Storage option Prerequisites
Amazon S3
  • An Amazon S3 connection.
  • Read and write access on your Amazon S3 bucket.
  • Minimum required bucket permissions...
    Copy
    {
        "Version": "YYYY-MM-DD",
        "Statement": [
            {
                "Sid": "VisualEditor0",
                "Effect": "Allow",
                "Action": [
                    "s3:ListStorageLensConfigurations",
                    "s3:ListAccessPointsForObjectLambda",
                    "s3:GetAccessPoint",
                    "s3:PutAccountPublicAccessBlock",
                    "s3:GetAccountPublicAccessBlock",
                    "s3:ListAllMyBuckets",
                    "s3:ListAccessPoints",
                    "s3:PutAccessPointPublicAccessBlock",
                    "s3:ListJobs",
                    "s3:PutStorageLensConfiguration",
                    "s3:ListMultiRegionAccessPoints",
                    "s3:CreateJob"
                ],
                "Resource": "*"
            },
            {
                "Sid": "VisualEditor1",
                "Effect": "Allow",
                "Action": "s3:*",
                "Resource": [
                    "arn:aws:s3:::YOURS3BUCKETNAME",
                    "arn:aws:s3:::YOURS3BUCKETNAME/*"
                ]
            }
        ]
    }
ADLS
  • An ADLS connection.
  • Read and write access on your ADLS bucket.
Azure Blob
  • An Azure Blob connection.
  • Read and write access on your Azure Blob bucket.
Google Cloud Storage (GCS)
  • A GCS connection.
  • Editor and Viewer access on your Cloud Storage bucket.

Steps

  1. From Explorer, connect to a Pullup data source.
  2. Optionally, assign a Link ID to a column in the Select Columns step.
  3. Important If you specify a link ID, the column you assign as the link ID should not contain NULL values and its values should be unique, most commonly the primary key.

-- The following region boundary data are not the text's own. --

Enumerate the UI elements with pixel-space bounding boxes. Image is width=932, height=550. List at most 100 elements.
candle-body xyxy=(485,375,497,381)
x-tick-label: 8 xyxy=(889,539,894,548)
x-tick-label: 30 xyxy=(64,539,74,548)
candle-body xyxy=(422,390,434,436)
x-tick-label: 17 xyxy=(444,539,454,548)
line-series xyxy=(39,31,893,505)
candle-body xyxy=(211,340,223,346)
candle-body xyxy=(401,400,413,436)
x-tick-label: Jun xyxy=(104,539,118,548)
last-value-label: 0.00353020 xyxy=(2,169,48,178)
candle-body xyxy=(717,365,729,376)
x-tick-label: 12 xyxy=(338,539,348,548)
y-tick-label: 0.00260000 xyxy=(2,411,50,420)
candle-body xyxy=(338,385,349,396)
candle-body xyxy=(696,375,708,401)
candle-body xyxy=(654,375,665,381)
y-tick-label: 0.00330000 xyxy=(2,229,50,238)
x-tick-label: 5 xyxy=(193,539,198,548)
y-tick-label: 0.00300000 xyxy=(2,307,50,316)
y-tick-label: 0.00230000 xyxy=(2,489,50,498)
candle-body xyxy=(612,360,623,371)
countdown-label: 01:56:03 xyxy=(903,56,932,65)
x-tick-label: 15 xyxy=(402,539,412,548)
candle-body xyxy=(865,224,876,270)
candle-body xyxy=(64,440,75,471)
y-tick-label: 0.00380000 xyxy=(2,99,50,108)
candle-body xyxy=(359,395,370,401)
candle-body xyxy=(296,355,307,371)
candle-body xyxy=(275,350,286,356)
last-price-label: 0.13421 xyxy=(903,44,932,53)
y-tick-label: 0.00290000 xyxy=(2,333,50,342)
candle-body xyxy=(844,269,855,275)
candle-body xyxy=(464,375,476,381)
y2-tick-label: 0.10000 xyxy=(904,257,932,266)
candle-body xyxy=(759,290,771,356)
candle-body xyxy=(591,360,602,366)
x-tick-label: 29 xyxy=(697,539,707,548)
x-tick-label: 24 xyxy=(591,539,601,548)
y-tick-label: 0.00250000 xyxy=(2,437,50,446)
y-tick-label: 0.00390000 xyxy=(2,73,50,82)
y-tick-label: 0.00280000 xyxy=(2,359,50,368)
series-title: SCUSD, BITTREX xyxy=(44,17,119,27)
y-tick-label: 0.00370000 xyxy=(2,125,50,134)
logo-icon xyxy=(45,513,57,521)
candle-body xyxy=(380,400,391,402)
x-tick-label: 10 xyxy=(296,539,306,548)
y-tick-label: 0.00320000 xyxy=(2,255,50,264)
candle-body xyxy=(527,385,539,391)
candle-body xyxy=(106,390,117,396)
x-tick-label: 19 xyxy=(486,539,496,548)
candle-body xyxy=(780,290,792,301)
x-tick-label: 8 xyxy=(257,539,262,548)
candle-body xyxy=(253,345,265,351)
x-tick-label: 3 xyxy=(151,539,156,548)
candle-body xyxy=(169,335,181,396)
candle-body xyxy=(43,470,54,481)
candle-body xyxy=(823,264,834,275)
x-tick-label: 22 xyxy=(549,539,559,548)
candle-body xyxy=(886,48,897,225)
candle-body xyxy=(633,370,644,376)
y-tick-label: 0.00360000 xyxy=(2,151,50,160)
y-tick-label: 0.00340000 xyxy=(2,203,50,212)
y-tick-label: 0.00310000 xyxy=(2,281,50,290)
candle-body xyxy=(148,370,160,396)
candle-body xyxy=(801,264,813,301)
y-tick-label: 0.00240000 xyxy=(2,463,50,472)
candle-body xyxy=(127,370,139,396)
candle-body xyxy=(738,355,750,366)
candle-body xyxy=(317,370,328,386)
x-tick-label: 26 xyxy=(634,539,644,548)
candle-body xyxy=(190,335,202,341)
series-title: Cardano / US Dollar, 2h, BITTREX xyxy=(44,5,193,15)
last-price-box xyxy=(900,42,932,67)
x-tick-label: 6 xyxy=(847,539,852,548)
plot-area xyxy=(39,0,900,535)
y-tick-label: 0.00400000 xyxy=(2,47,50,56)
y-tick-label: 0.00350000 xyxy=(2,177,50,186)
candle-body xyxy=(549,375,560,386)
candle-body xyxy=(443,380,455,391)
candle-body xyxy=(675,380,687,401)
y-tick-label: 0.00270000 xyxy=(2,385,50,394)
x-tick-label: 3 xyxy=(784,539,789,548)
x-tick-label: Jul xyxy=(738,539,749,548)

Composite primary key is also supported.

  4. In the lower left corner, click Cogwheel icon Settings.
  5. The Settings dialog box appears.
  6. Under the Data Quality Job section, select the Archive Breaking Records checkbox option, then click the drop-down list.
  7. A list of available external storage options appears.
  8. Select the external storage option to which break records will send.
  9. Click Save.
  10. Set up and run your DQ Job.
  11. When a record breaks, its metadata exports automatically to your external storage service.